The Monkey Goes West (1966)
Reviewed by: andras on 2003-09-23
Summary: Chinese Odyssey 1966
Actually they barely reach the front door, but this is a good intro to the Monkey King saga directed by Ho Meng Hua.
This is strictly matine fare and one should approach this material in the right frame of mind. I tried and successfully ended up enjoying this quite a bit. This little epic (110mins) starts with the helpless Monk(played by Ho Fan,a director hinself) harassed by monsters hungry for his flesh,then escaping - meeting the monkey - the pig - and later the Friar Sand finally ready for their journey to the west. This is where it ends and You have to get PRINCESS IRON FAN to find out what's next. I have only CAVE OF THE SILKEN WEB,but as of this writing all four in the series are available (LAND OF MANY PERFUMES is the 4th)

Anyway, MGW is lots of fun for several reasons. First,it is beautifully made. The outdoor scenery is worthy of King Hu and the interiors are gorgeously designed as well.
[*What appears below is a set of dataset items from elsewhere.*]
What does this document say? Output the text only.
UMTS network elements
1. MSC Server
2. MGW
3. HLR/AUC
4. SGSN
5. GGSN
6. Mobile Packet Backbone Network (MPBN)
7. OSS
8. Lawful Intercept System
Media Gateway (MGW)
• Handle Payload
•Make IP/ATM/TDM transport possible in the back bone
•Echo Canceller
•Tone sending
This was before the Zoom Lens reached Hong Kong(?), instead they have used elegant cameramoves&travellings that would make Tsui Hark proud. Then there are the special effects which are just awful! But that's part of its charm really. For the finale which set underwater,they used a fishtank with gold fishes in it superimposing the actors over the footage. Then there is the worst looking rubber-dinosaurus ever made. Wonderful. There are also Peking Opera style songs throughout with good lyrics. The acting is suitably overplayed, except by the Monk who is rather passive (he does nothing other than pray or giving out advice here and there). The pig is played by the Ng Man Tat of 1966, but much fatter with big tits! Yueh Hua as the Monkey is quite good too. He carried over his monkey ways to same year's COME DRINK WITH ME.
There is some primitive swordplay,but no kung-fu and some of the humour is repetitive and/or childish.

I would recommend this to the more adventurous viewers, especially those who appreciate those old Defa or Russian fairy fantasies from the 50's/60's. At least You have the chance to witness what influenced todays filmakers like Jeff Lau or Tsui Hark when they were kids.